Warranties and Disclaimers

■ At a minimum, the agreement should contain a range of warranties from the supplier, including the following:

  • - Authority to enter into the agreement
  • - Noninfringement
  • - The products are free of known defects
  • - The supplier is unaware of any litigation, including products liability claims, relating to its products
  • - Freedom from viruses and disabling code
  • - Compliance with all fire, electrical, environmental, health and safety, and other relevant codes, regulations, and laws

■ Unless the agreement includes specific revenue commitments, a disclaimer should be added making clear that neither party is guaranteeing the other party will derive any specific revenue from the relationship.

Limitations of Liability

■ Apart from liability relating to indemnity obligations, breach of confidentiality, or a party’s misappropriation of the other party’s intellectual property, the agreement should disclaim essentially all other liability for both direct and consequential damages. It is common to limit liability to several (e.g., the last three) months of fees paid, if any.

■ If consumer products are involved, another exclusion from all limitations of liability should be added for injury to persons.


■ The supplier should be required to indemnify the company from intellectual property infringement claims (unless a claim arises from the company’s combination of the supplier’s product with something the supplier has not provided), the supplier’s violation of applicable law, and products liability claims (particularly if hardware is being supplied). If the supplier insists, it is common to require the OEM, in this case the company, to provide an indemnity from any intellectual property infringement claims that it causes.

■ If the supplier seeks to limit the jurisdictions in which it will provide an intellectual property indemnity, make sure those jurisdictions include all areas of the territory in which the company has been licensed to sell the combined product.

Term and Termination

■ The agreement should contain a specific initial term. Since the supply of the products may be critical to the company’s marketing plans, the agreement should renew at the company’s option (but not the supplier’s option) for an additional two to three years. Thereafter, the agreement would typically automatically renew for additional one-year terms unless either party gives notice of its intent not to renew.

■ Unless business reasons dictate otherwise, the company should have the right to terminate the agreement for convenience at any time, without cause, on written notice to the supplier (e.g., thirty days’ prior notice). This may not be possible where revenue commitments are required.

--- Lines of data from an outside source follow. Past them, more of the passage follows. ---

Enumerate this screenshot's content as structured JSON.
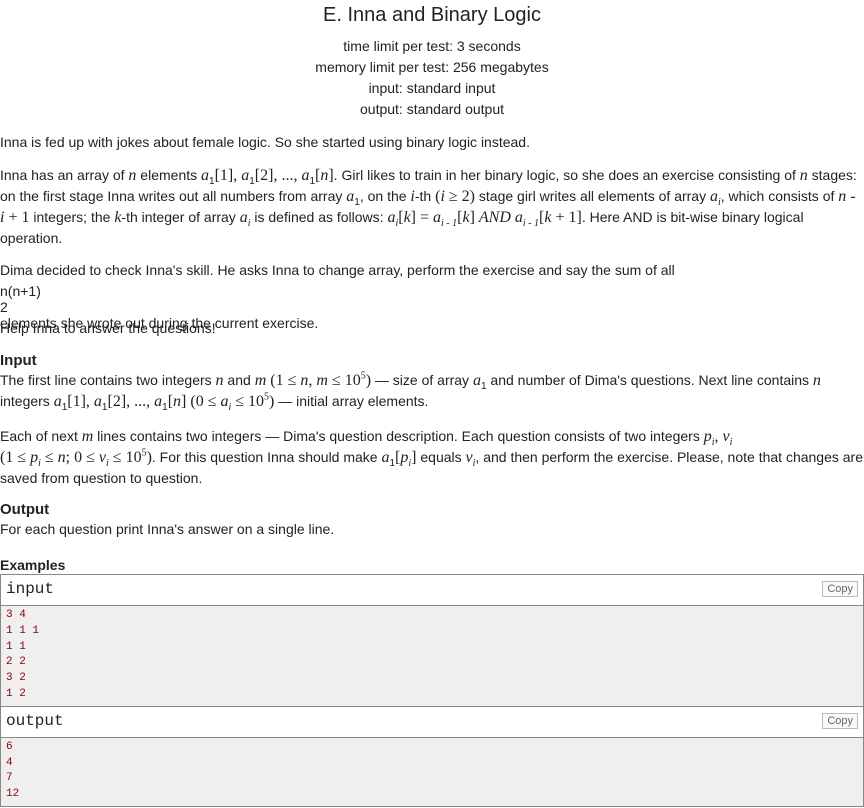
{
  "header": {
    "title": "E. Inna and Binary Logic",
    "limits": [
      "time limit per test: 3 seconds",
      "memory limit per test: 256 megabytes",
      "input: standard input",
      "output: standard output"
    ]
  },
  "legend": {
    "p1": "Inna is fed up with jokes about female logic. So she started using binary logic instead.",
    "p2a": "Inna has an array of ",
    "p2b": " elements ",
    "p2c": ". Girl likes to train in her binary logic, so she does an exercise consisting of ",
    "p2d": " stages: on the first stage Inna writes out all numbers from array ",
    "p2e": ", on the ",
    "p2f": "-th ",
    "p2g": " stage girl writes all elements of array ",
    "p2h": ", which consists of ",
    "p2i": " integers; the ",
    "p2j": "-th integer of array ",
    "p2k": " is defined as follows: ",
    "p2l": ". Here AND is bit-wise binary logical operation.",
    "p3a": "Dima decided to check Inna's skill. He asks Inna to change array, perform the exercise and say the sum of all ",
    "p3b": " elements she wrote out during the current exercise.",
    "p4": "Help Inna to answer the questions!"
  },
  "input_section": {
    "title": "Input",
    "p1a": "The first line contains two integers ",
    "p1b": " and ",
    "p1c": " — size of array ",
    "p1d": " and number of Dima's questions. Next line contains ",
    "p1e": " integers ",
    "p1f": " — initial array elements.",
    "p2a": "Each of next ",
    "p2b": " lines contains two integers — Dima's question description. Each question consists of two integers ",
    "p2c": ". For this question Inna should make ",
    "p2d": " equals ",
    "p2e": ", and then perform the exercise. Please, note that changes are saved from question to question."
  },
  "output_section": {
    "title": "Output",
    "text": "For each question print Inna's answer on a single line."
  },
  "examples": {
    "title": "Examples",
    "input_label": "input",
    "output_label": "output",
    "copy_label": "Copy",
    "input_lines": [
      "3 4",
      "1 1 1",
      "1 1",
      "2 2",
      "3 2",
      "1 2"
    ],
    "output_lines": [
      "6",
      "4",
      "7",
      "12"
    ]
  }
}
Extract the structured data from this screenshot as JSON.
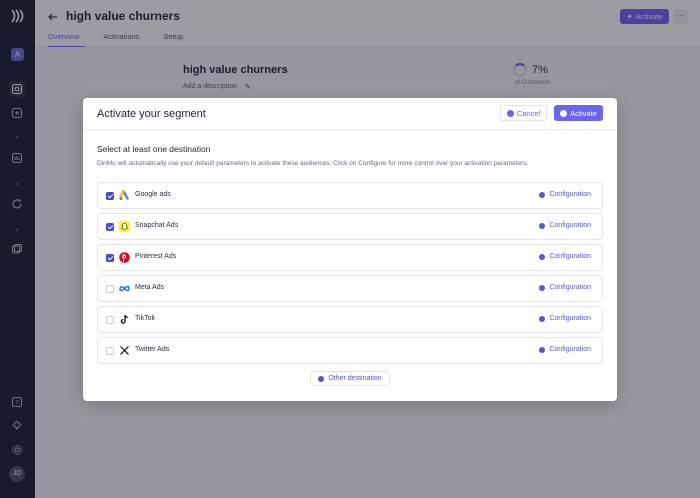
{
  "header": {
    "title": "high value churners",
    "activate_label": "Activate",
    "more_label": "···",
    "tabs": [
      {
        "label": "Overview",
        "active": true
      },
      {
        "label": "Activations",
        "active": false
      },
      {
        "label": "Setup",
        "active": false
      }
    ]
  },
  "sidebar": {
    "workspace_initial": "A",
    "user_initials": "JD"
  },
  "segment": {
    "name": "high value churners",
    "description_placeholder": "Add a description",
    "stat_value": "7%",
    "stat_label": "of Customers"
  },
  "modal": {
    "title": "Activate your segment",
    "cancel_label": "Cancel",
    "activate_label": "Activate",
    "section_title": "Select at least one destination",
    "section_desc": "DinMo will automatically use your default parameters to activate these audiences. Click on Configure for more control over your activation parameters.",
    "config_label": "Configuration",
    "other_label": "Other destination",
    "destinations": [
      {
        "name": "Google ads",
        "checked": true,
        "icon": "google-ads-icon"
      },
      {
        "name": "Snapchat Ads",
        "checked": true,
        "icon": "snapchat-icon"
      },
      {
        "name": "Pinterest Ads",
        "checked": true,
        "icon": "pinterest-icon"
      },
      {
        "name": "Meta Ads",
        "checked": false,
        "icon": "meta-icon"
      },
      {
        "name": "TikTok",
        "checked": false,
        "icon": "tiktok-icon"
      },
      {
        "name": "Twitter Ads",
        "checked": false,
        "icon": "x-icon"
      }
    ]
  },
  "colors": {
    "accent": "#6c63f5",
    "sidebar_bg": "#1c2033"
  }
}
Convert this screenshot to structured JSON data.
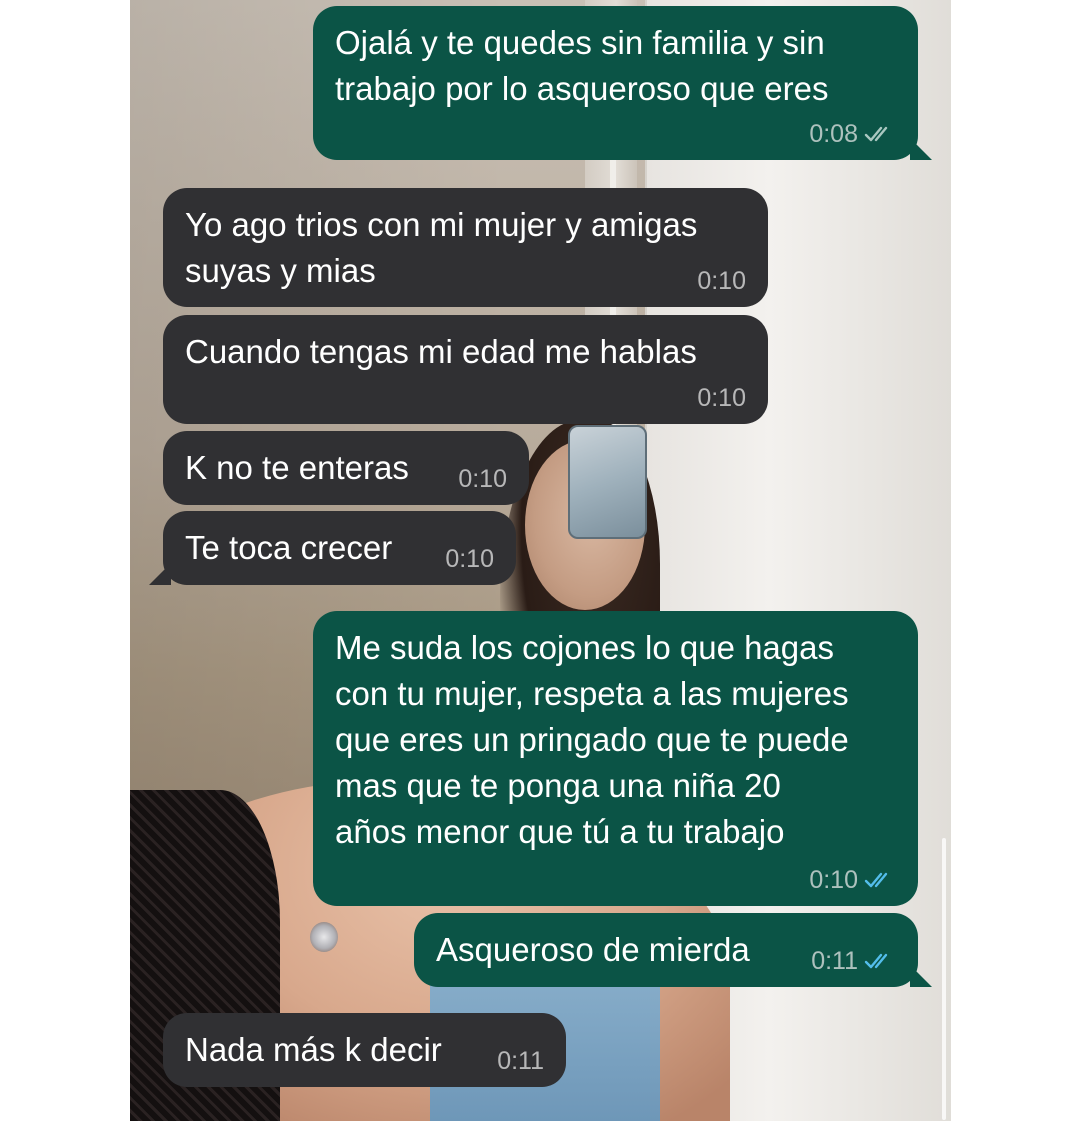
{
  "colors": {
    "incoming_bubble": "#303033",
    "outgoing_bubble": "#0b5446",
    "read_tick": "#53bdeb",
    "sent_tick": "#a9c7c0"
  },
  "messages": [
    {
      "direction": "outgoing",
      "text": "Ojalá y te quedes sin familia y sin\ntrabajo por lo asqueroso que eres",
      "time": "0:08",
      "status": "delivered",
      "status_icon": "double-check-icon"
    },
    {
      "direction": "incoming",
      "text": "Yo ago trios con mi mujer y amigas\nsuyas y mias",
      "time": "0:10"
    },
    {
      "direction": "incoming",
      "text": "Cuando tengas mi edad me hablas",
      "time": "0:10"
    },
    {
      "direction": "incoming",
      "text": "K no te enteras",
      "time": "0:10"
    },
    {
      "direction": "incoming",
      "text": "Te toca crecer",
      "time": "0:10"
    },
    {
      "direction": "outgoing",
      "text": "Me suda los cojones lo que hagas\ncon tu mujer, respeta a las mujeres\nque eres un pringado que te puede\nmas que te ponga una niña 20\naños menor que tú a tu trabajo",
      "time": "0:10",
      "status": "read",
      "status_icon": "double-check-blue-icon"
    },
    {
      "direction": "outgoing",
      "text": "Asqueroso de mierda",
      "time": "0:11",
      "status": "read",
      "status_icon": "double-check-blue-icon"
    },
    {
      "direction": "incoming",
      "text": "Nada más k decir",
      "time": "0:11"
    }
  ]
}
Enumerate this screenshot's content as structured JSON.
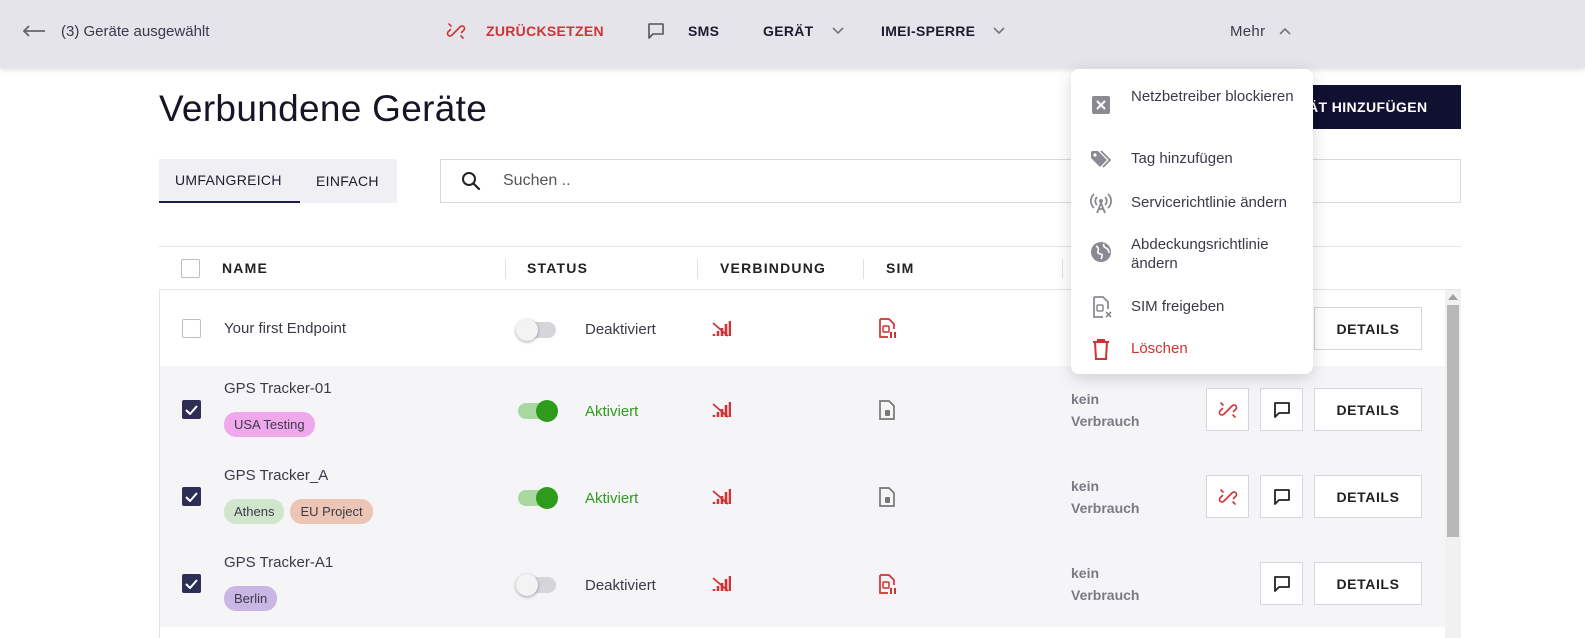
{
  "topbar": {
    "selected_count": "(3) Geräte ausgewählt",
    "reset_label": "ZURÜCKSETZEN",
    "sms_label": "SMS",
    "device_label": "GERÄT",
    "imei_label": "IMEI-SPERRE",
    "more_label": "Mehr"
  },
  "page": {
    "title": "Verbundene Geräte",
    "add_button": "ÄT HINZUFÜGEN"
  },
  "tabs": [
    {
      "label": "UMFANGREICH",
      "active": true
    },
    {
      "label": "EINFACH",
      "active": false
    }
  ],
  "search": {
    "placeholder": "Suchen .."
  },
  "table": {
    "headers": {
      "name": "NAME",
      "status": "STATUS",
      "connection": "VERBINDUNG",
      "sim": "SIM"
    },
    "rows": [
      {
        "name": "Your first Endpoint",
        "checked": false,
        "tags": [],
        "status": "Deaktiviert",
        "active": false,
        "usage": "",
        "details": "DETAILS"
      },
      {
        "name": "GPS Tracker-01",
        "checked": true,
        "tags": [
          "USA Testing"
        ],
        "status": "Aktiviert",
        "active": true,
        "usage1": "kein",
        "usage2": "Verbrauch",
        "details": "DETAILS"
      },
      {
        "name": "GPS Tracker_A",
        "checked": true,
        "tags": [
          "Athens",
          "EU Project"
        ],
        "status": "Aktiviert",
        "active": true,
        "usage1": "kein",
        "usage2": "Verbrauch",
        "details": "DETAILS"
      },
      {
        "name": "GPS Tracker-A1",
        "checked": true,
        "tags": [
          "Berlin"
        ],
        "status": "Deaktiviert",
        "active": false,
        "usage1": "kein",
        "usage2": "Verbrauch",
        "details": "DETAILS"
      }
    ]
  },
  "menu": {
    "items": [
      {
        "label": "Netzbetreiber blockieren",
        "icon": "block-operator-icon"
      },
      {
        "label": "Tag hinzufügen",
        "icon": "tag-icon"
      },
      {
        "label": "Servicerichtlinie ändern",
        "icon": "antenna-icon"
      },
      {
        "label": "Abdeckungsrichtlinie ändern",
        "icon": "globe-icon"
      },
      {
        "label": "SIM freigeben",
        "icon": "sim-release-icon"
      },
      {
        "label": "Löschen",
        "icon": "trash-icon"
      }
    ]
  },
  "colors": {
    "accent_dark": "#101030",
    "danger": "#d23232",
    "active_green": "#2e9b1c",
    "tag_usa": "#f0a8ec",
    "tag_athens": "#cfe6cd",
    "tag_eu": "#ecc5b4",
    "tag_berlin": "#c9b6e4"
  }
}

■ Either party should have the right to terminate the agreement if the other party breaches the agreement.

■ In the event of a termination, it is critical to include a “sell-off period” during which the company can sell off the stock of combined products on hand. This period can range from six months to a year.

■ Regardless of the reason for termination, the company must ensure it has the right to continue to support the existing customer.


OEM arrangements where the company is the OEM can be sensitive in terms of protecting all of the company’s interests. The summary included in this chapter should reduce the difficulty of negotiating these agreements, making the process progress quickly and ensuring the company’s business and legal objectives are agreed.